The Department of Defense POW/Missing Personnel Office announced on Sept. 10 that the remains of a U.S. serviceman, missing since World War II, have been identified and are being returned to his family for burial with full military honors.
Army Pfc. Bernard Gavrin of Brooklyn, New York, will be buried on Sept. 12 in Arlington National Cemetery. On June 15, 1944, as part of an allied strategic goal to secure the Mariana Islands, U.S. forces were ordered to occupy Saipan. After a month of intense fighting, enemy forces conducted a suicide assault, known as a banzai attack. This was designed to inflict as many casualties as possible against the 105th Infantry Regiment, 27 Infantry Division. During these attacks, elements of the 105th IR sustained heavy losses, with more than 900 soldiers killed or injured. Garvin was reported missing in action on July 7, 1944.
On July 8, 1945, with no information concerning Garvin or 21 other service members of the 105th IR, investigators issued a presumptive finding of death. In November 1948, the American Graves Registration Services (AGRS) reviewed the circumstances of Garvin’s loss and concluded his remains were non-recoverable.
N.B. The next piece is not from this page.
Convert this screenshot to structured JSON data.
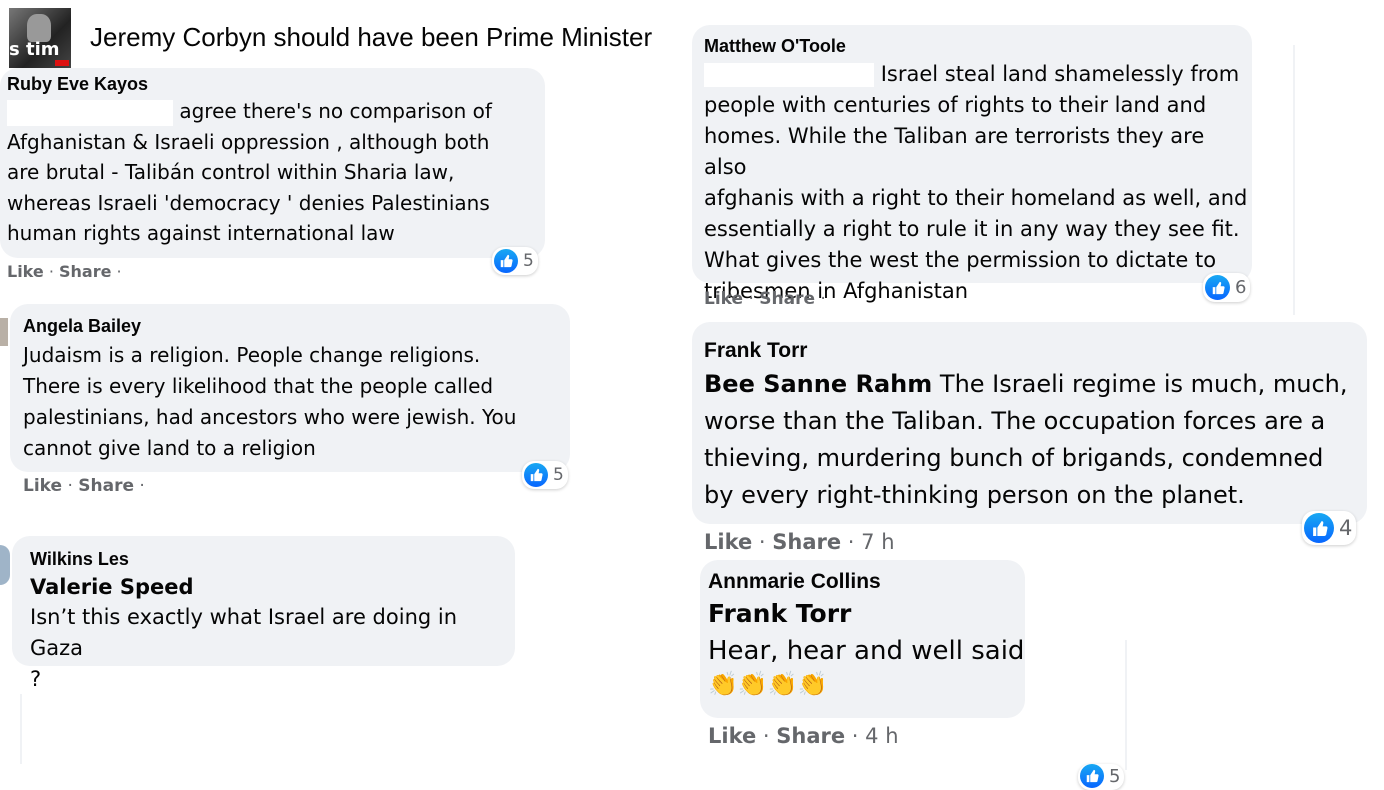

In September 2013, several Japanese non-governmental organizations, with oversight from a private archeological company, recovered human remains and personal effects belonging to American servicemen from an unmarked burial. The remains were turned over to the Joint POW/MIA Accounting Command.
In the identification of Garvin’s remains, scientists from JPAC and the Armed Forces DNA Identification Laboratory (AFDIL). used circumstantial evidence and forensic identification tools including dental comparisons and mitochondrial DNA, which matched Garvins’ nephew.